Helaas voor Tieme kwam de klad erin. Zijn grootste tegenstander werd niet meer die spits van de tegenpartij, die hij in bedwang moest houden, maar het blessurespook. Keer op keer dook het op. Vanaf de zomer van 2002 speelde Klompe nog slechts dertien wedstrijden in de eredivisie. Dit seizoen ging hij het nog één keer proberen. Als amateur verbond hij zich aan FC Groningen. Het ging niet meer. Zijn laatste actie in het betaald voetbal is een venijnige schop bij een cornervlag. Een laatste keer liet Klompe zien dat hij niet met zich laat sollen. De tijdrekkende tegenstander ging kermend neer, Tieme kreeg rood en verliet het veld. Om nooit meer terug te keren, blijkt nu. Dat is jammer en een onwaardig afscheid voor deze speler. Afgekeurd. Hij zal het aangehoord hebben en wellicht kort geknikt hebben. De dokter zal het niet hebben gezien.

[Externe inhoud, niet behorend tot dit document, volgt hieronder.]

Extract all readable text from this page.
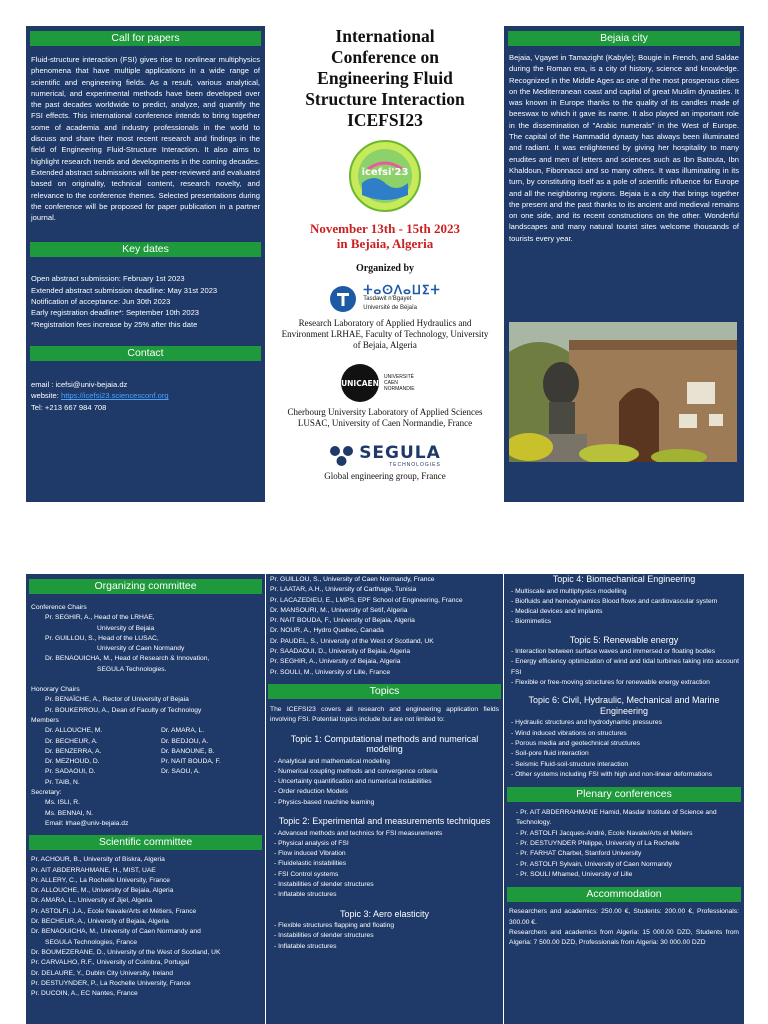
Call for papers

Fluid-structure interaction (FSI) gives rise to nonlinear multiphysics phenomena that have multiple applications in a wide range of scientific and engineering fields. As a result, various analytical, numerical, and experimental methods have been developed over the past decades worldwide to predict, analyze, and quantify the FSI effects. This international conference intends to bring together some of academia and industry professionals in the world to discuss and share their most recent research and findings in the field of Engineering Fluid-Structure Interaction. It also aims to highlight research trends and developments in the coming decades. Extended abstract submissions will be peer-reviewed and evaluated based on originality, technical content, research novelty, and relevance to the conference themes. Selected presentations during the conference will be proposed for paper publication in a partner journal.

Key dates
Open abstract submission: February 1st 2023
Extended abstract submission deadline: May 31st 2023
Notification of acceptance: Jun 30th 2023
Early registration deadline*: September 10th 2023
*Registration fees increase by 25% after this date
Contact
email : icefsi@univ-bejaia.dz
website: https://icefsi23.sciencesconf.org
Tel: +213 667 984 708
International
Conference on
Engineering Fluid
Structure Interaction
ICEFSI23
icefsi'23
November 13th - 15th 2023
in Bejaia, Algeria
Organized by
ⵜⴰⵙⴷⴰⵡⵉⵜ
Tasdawit n'Bgayet
Université de Béjaïa
Research Laboratory of Applied Hydraulics and Environment LRHAE, Faculty of Technology, University of Bejaia, Algeria
UNICAEN
UNIVERSITÉ
CAEN
NORMANDIE
Cherbourg University Laboratory of Applied Sciences LUSAC, University of Caen Normandie, France
SEGULA
TECHNOLOGIES
Global engineering group, France
Bejaia city

Bejaia, Vgayet in Tamazight (Kabyle); Bougie in French, and Saldae during the Roman era, is a city of history, science and knowledge. Recognized in the Middle Ages as one of the most prosperous cities on the Mediterranean coast and capital of great Muslim dynasties. It was known in Europe thanks to the quality of its candles made of beeswax to which it gave its name. It also played an important role in the dissemination of "Arabic numerals" in the West of Europe. The capital of the Hammadid dynasty has always been illuminated and radiant. It was enlightened by giving her hospitality to many erudites and men of letters and sciences such as Ibn Batouta, Ibn Khaldoun, Fibonnacci and so many others. It was illuminating in its turn, by constituting itself as a pole of scientific influence for Europe and all the neighboring regions. Bejaia is a city that brings together the present and the past thanks to its ancient and medieval remains on one side, and its recent constructions on the other. Wonderful landscapes and many natural tourist sites welcome thousands of tourists every year.

Organizing committee
Conference Chairs
Pr. SEGHIR, A., Head of the LRHAE,
University of Bejaia
Pr. GUILLOU, S., Head of the LUSAC,
University of Caen Normandy
Dr. BENAOUICHA, M., Head of Research & Innovation,
SEGULA Technologies.
Honorary Chairs
Pr. BENAÏCHE, A., Rector of University of Bejaia
Pr. BOUKERROU, A., Dean of Faculty of Technology
Members
Dr. ALLOUCHE, M.
Dr. BECHEUR, A.
Dr. BENZERRA, A.
Dr. MEZHOUD, D.
Pr. SADAOUI, D.
Pr. TAIB, N.
Dr. AMARA, L.
Dr. BEDJOU, A.
Dr. BANOUNE, B.
Pr. NAIT BOUDA, F.
Dr. SAOU, A.
Secretary:
Ms. ISLI, R.
Ms. BENNAI, N.
Email: lrhae@univ-bejaia.dz
Scientific committee
Pr. ACHOUR, B., University of Biskra, Algeria
Pr. AIT ABDERRAHMANE, H., MIST, UAE
Pr. ALLERY, C., La Rochelle University, France
Dr. ALLOUCHE, M., University of Bejaia, Algeria
Dr. AMARA, L., University of Jijel, Algeria
Pr. ASTOLFI, J.A., Ecole Navale/Arts et Métiers, France
Dr. BECHEUR, A., University of Bejaia, Algeria
Dr. BENAOUICHA, M., University of Caen Normandy and
SEGULA Technologies, France
Dr. BOUMEZERANE, D., University of the West of Scotland, UK
Pr. CARVALHO, R.F., University of Coimbra, Portugal
Dr. DELAURE, Y., Dublin City University, Ireland
Pr. DESTUYNDER, P., La Rochelle University, France
Pr. DUCOIN, A., EC Nantes, France
Pr. GUILLOU, S., University of Caen Normandy, France
Pr. LAATAR, A.H., University of Carthage, Tunisia
Pr. LACAZEDIEU, E., LMPS, EPF School of Engineering, France
Dr. MANSOURI, M., University of Setif, Algeria
Pr. NAIT BOUDA, F., University of Bejaia, Algeria
Dr. NOUR, A., Hydro Quebec, Canada
Dr. PAUDEL, S., University of the West of Scotland, UK
Pr. SAADAOUI, D., University of Bejaia, Algeria
Pr. SEGHIR, A., University of Bejaia, Algeria
Pr. SOULI, M., University of Lille, France
Topics

The ICEFSI23 covers all research and engineering application fields involving FSI. Potential topics include but are not limited to:

Topic 1: Computational methods and numerical modeling
- Analytical and mathematical modeling
- Numerical coupling methods and convergence criteria
- Uncertainty quantification and numerical instabilities
- Order reduction Models
- Physics-based machine learning
Topic 2: Experimental and measurements techniques
- Advanced methods and technics for FSI measurements
- Physical analysis of FSI
- Flow induced Vibration
- Fluidelastic instabilities
- FSI Control systems
- Instabilities of slender structures
- Inflatable structures
Topic 3: Aero elasticity
- Flexible structures flapping and floating
- Instabilities of slender structures
- Inflatable structures
Topic 4: Biomechanical Engineering
- Multiscale and multiphysics modelling
- Biofluids and hemodynamics Blood flows and cardiovascular system
- Medical devices and implants
- Biomimetics
Topic 5: Renewable energy
- Interaction between surface waves and immersed or floating bodies
- Energy efficiency optimization of wind and tidal turbines taking into account FSI
- Flexible or free-moving structures for renewable energy extraction
Topic 6: Civil, Hydraulic, Mechanical and Marine Engineering
- Hydraulic structures and hydrodynamic pressures
- Wind induced vibrations on structures
- Porous media and geotechnical structures
- Soil-pore fluid interaction
- Seismic Fluid-soil-structure interaction
- Other systems including FSI with high and non-linear deformations
Plenary conferences
- Pr. AIT ABDERRAHMANE Hamid, Masdar Institute of Science and Technology.
- Pr. ASTOLFI Jacques-André, Ecole Navale/Arts et Métiers
- Pr. DESTUYNDER Philippe, University of La Rochelle
- Pr. FARHAT Charbel, Stanford University
- Pr. ASTOLFI Sylvain, University of Caen Normandy
- Pr. SOULI Mhamed, University of Lille
Accommodation
Researchers and academics: 250.00 €, Students: 200.00 €, Professionals: 300.00 €.
Researchers and academics from Algeria: 15 000.00 DZD, Students from Algeria: 7 500.00 DZD, Professionals from Algeria: 30 000.00 DZD
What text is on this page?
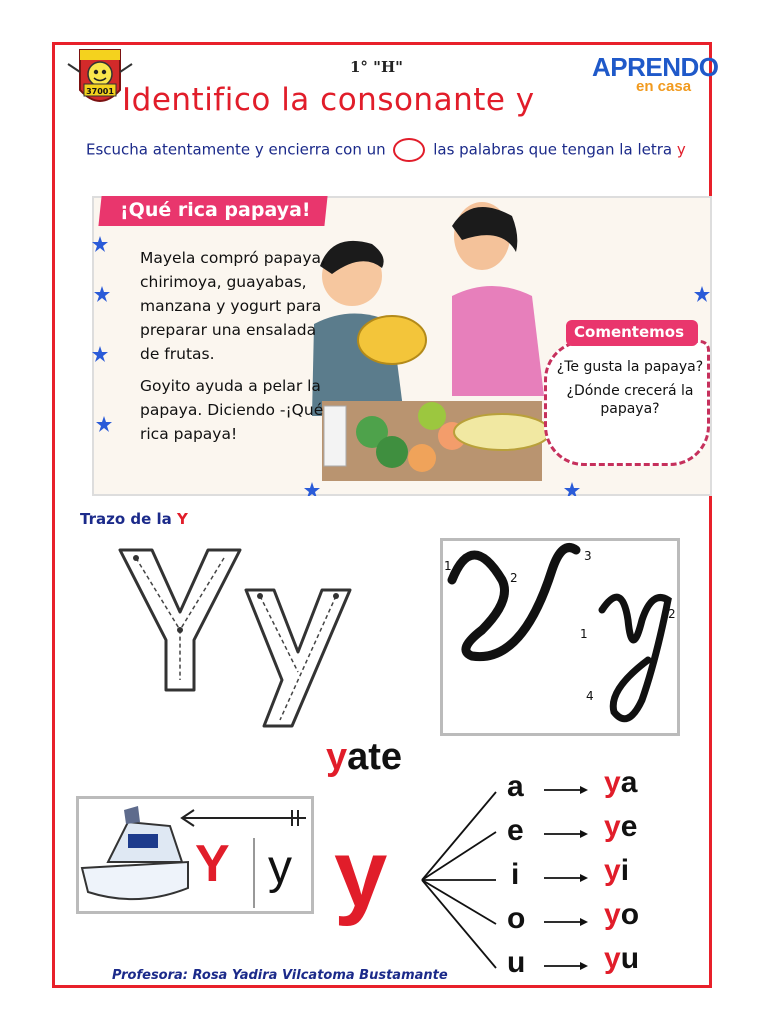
37001
1° "H"	APRENDO
en casa
Identifico la consonante y
Escucha atentamente y encierra con un	las palabras que tengan la letra y
¡Qué rica papaya!
Mayela compró papaya, chirimoya, guayabas, manzana y yogurt para preparar una ensalada de frutas.
Goyito ayuda a pelar la papaya. Diciendo -¡Qué rica papaya!
Comentemos
¿Te gusta la papaya?
¿Dónde crecerá la papaya?
Trazo de la Y
1
2
3
1
2
4
yate
Y y y
a
e
i
o
u
ya
ye
yi
yo
yu
Profesora: Rosa Yadira Vilcatoma Bustamante
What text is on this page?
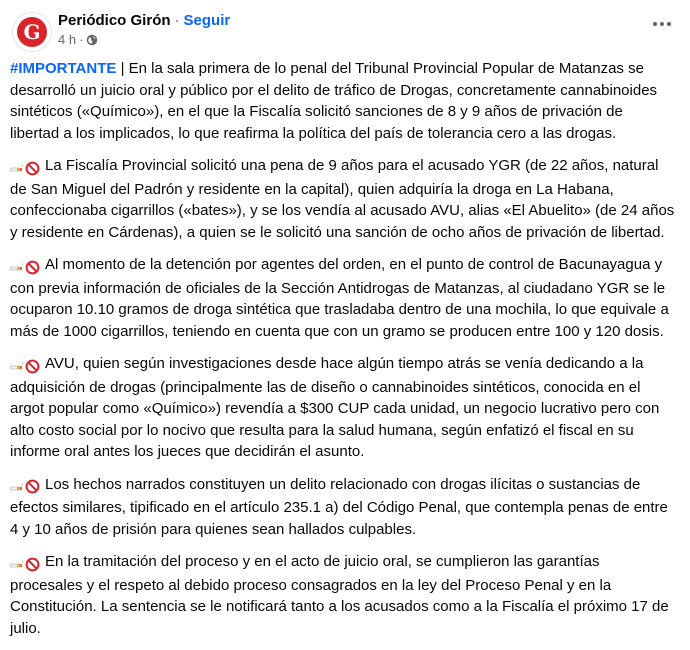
G	Periódico Girón · Seguir
4 h ·

#IMPORTANTE | En la sala primera de lo penal del Tribunal Provincial Popular de Matanzas se desarrolló un juicio oral y público por el delito de tráfico de Drogas, concretamente cannabinoides sintéticos («Químico»), en el que la Fiscalía solicitó sanciones de 8 y 9 años de privación de libertad a los implicados, lo que reafirma la política del país de tolerancia cero a las drogas.

La Fiscalía Provincial solicitó una pena de 9 años para el acusado YGR (de 22 años, natural de San Miguel del Padrón y residente en la capital), quien adquiría la droga en La Habana, confeccionaba cigarrillos («bates»), y se los vendía al acusado AVU, alias «El Abuelito» (de 24 años y residente en Cárdenas), a quien se le solicitó una sanción de ocho años de privación de libertad.

Al momento de la detención por agentes del orden, en el punto de control de Bacunayagua y con previa información de oficiales de la Sección Antidrogas de Matanzas, al ciudadano YGR se le ocuparon 10.10 gramos de droga sintética que trasladaba dentro de una mochila, lo que equivale a más de 1000 cigarrillos, teniendo en cuenta que con un gramo se producen entre 100 y 120 dosis.

AVU, quien según investigaciones desde hace algún tiempo atrás se venía dedicando a la adquisición de drogas (principalmente las de diseño o cannabinoides sintéticos, conocida en el argot popular como «Químico») revendía a $300 CUP cada unidad, un negocio lucrativo pero con alto costo social por lo nocivo que resulta para la salud humana, según enfatizó el fiscal en su informe oral antes los jueces que decidirán el asunto.

Los hechos narrados constituyen un delito relacionado con drogas ilícitas o sustancias de efectos similares, tipificado en el artículo 235.1 a) del Código Penal, que contempla penas de entre 4 y 10 años de prisión para quienes sean hallados culpables.

En la tramitación del proceso y en el acto de juicio oral, se cumplieron las garantías procesales y el respeto al debido proceso consagrados en la ley del Proceso Penal y en la Constitución. La sentencia se le notificará tanto a los acusados como a la Fiscalía el próximo 17 de julio.
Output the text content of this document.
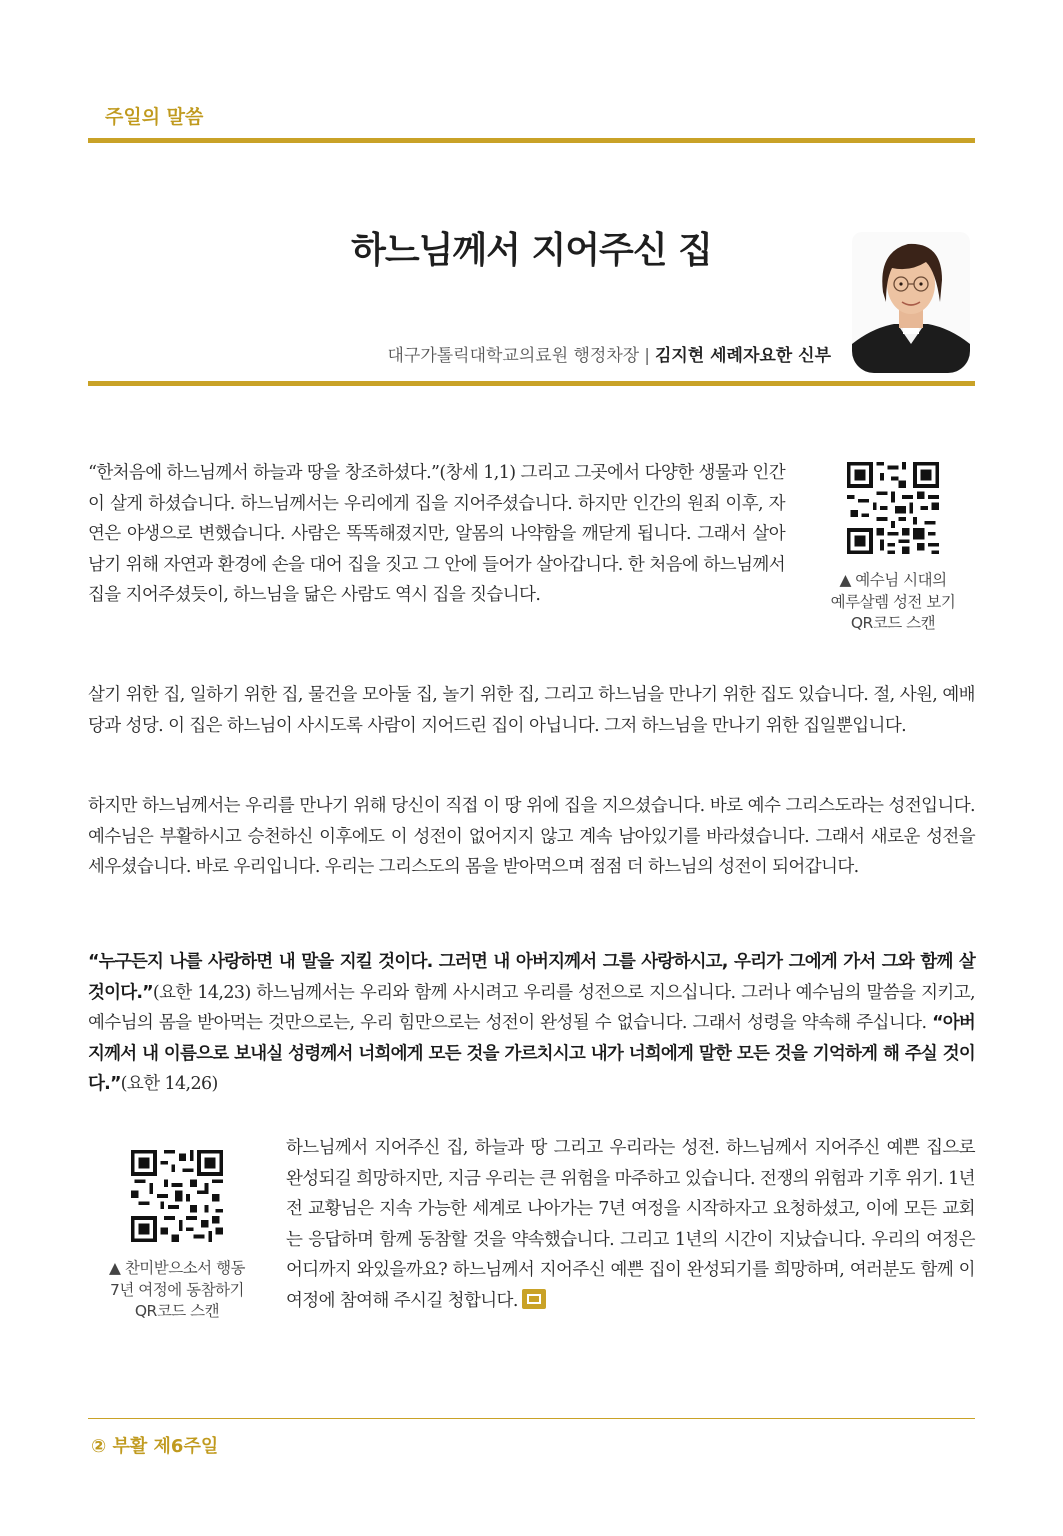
주일의 말씀
하느님께서 지어주신 집
대구가톨릭대학교의료원 행정차장 | 김지현 세례자요한 신부

“한처음에 하느님께서 하늘과 땅을 창조하셨다.”(창세 1,1) 그리고 그곳에서 다양한 생물과 인간이 살게 하셨습니다. 하느님께서는 우리에게 집을 지어주셨습니다. 하지만 인간의 원죄 이후, 자연은 야생으로 변했습니다. 사람은 똑똑해졌지만, 알몸의 나약함을 깨닫게 됩니다. 그래서 살아남기 위해 자연과 환경에 손을 대어 집을 짓고 그 안에 들어가 살아갑니다. 한 처음에 하느님께서 집을 지어주셨듯이, 하느님을 닮은 사람도 역시 집을 짓습니다.

▲ 예수님 시대의
예루살렘 성전 보기
QR코드 스캔

살기 위한 집, 일하기 위한 집, 물건을 모아둘 집, 놀기 위한 집, 그리고 하느님을 만나기 위한 집도 있습니다. 절, 사원, 예배당과 성당. 이 집은 하느님이 사시도록 사람이 지어드린 집이 아닙니다. 그저 하느님을 만나기 위한 집일뿐입니다.

하지만 하느님께서는 우리를 만나기 위해 당신이 직접 이 땅 위에 집을 지으셨습니다. 바로 예수 그리스도라는 성전입니다. 예수님은 부활하시고 승천하신 이후에도 이 성전이 없어지지 않고 계속 남아있기를 바라셨습니다. 그래서 새로운 성전을 세우셨습니다. 바로 우리입니다. 우리는 그리스도의 몸을 받아먹으며 점점 더 하느님의 성전이 되어갑니다.

“누구든지 나를 사랑하면 내 말을 지킬 것이다. 그러면 내 아버지께서 그를 사랑하시고, 우리가 그에게 가서 그와 함께 살 것이다.”(요한 14,23) 하느님께서는 우리와 함께 사시려고 우리를 성전으로 지으십니다. 그러나 예수님의 말씀을 지키고, 예수님의 몸을 받아먹는 것만으로는, 우리 힘만으로는 성전이 완성될 수 없습니다. 그래서 성령을 약속해 주십니다. “아버지께서 내 이름으로 보내실 성령께서 너희에게 모든 것을 가르치시고 내가 너희에게 말한 모든 것을 기억하게 해 주실 것이다.”(요한 14,26)

▲ 찬미받으소서 행동
7년 여정에 동참하기
QR코드 스캔

하느님께서 지어주신 집, 하늘과 땅 그리고 우리라는 성전. 하느님께서 지어주신 예쁜 집으로 완성되길 희망하지만, 지금 우리는 큰 위험을 마주하고 있습니다. 전쟁의 위험과 기후 위기. 1년 전 교황님은 지속 가능한 세계로 나아가는 7년 여정을 시작하자고 요청하셨고, 이에 모든 교회는 응답하며 함께 동참할 것을 약속했습니다. 그리고 1년의 시간이 지났습니다. 우리의 여정은 어디까지 와있을까요? 하느님께서 지어주신 예쁜 집이 완성되기를 희망하며, 여러분도 함께 이 여정에 참여해 주시길 청합니다.

② 부활 제6주일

Hoewel de voetballerij nauwelijks tijd heeft om stil te staan bij zijn slachtoffers, verdient hij meer dan een afscheid in stilte. Een groot feest zal heus niet hoeven. Bloemen en een toespraakje, geen poespas, maar een blijk van waardering. Waarna hij met een nauwelijks merkbaar knikje afscheid kan nemen. "Tieme, voorstopper." Het zal een eeuwige echo in zijn hoofd blijven, die hij zal aanhoren met een tevreden glimlach, maar evengoed een beetje weemoed. Voorstoppers breken echter zelfs tranen. Geen doorkomen aan. Vaarwel Tieme Klompe, stoere stopper.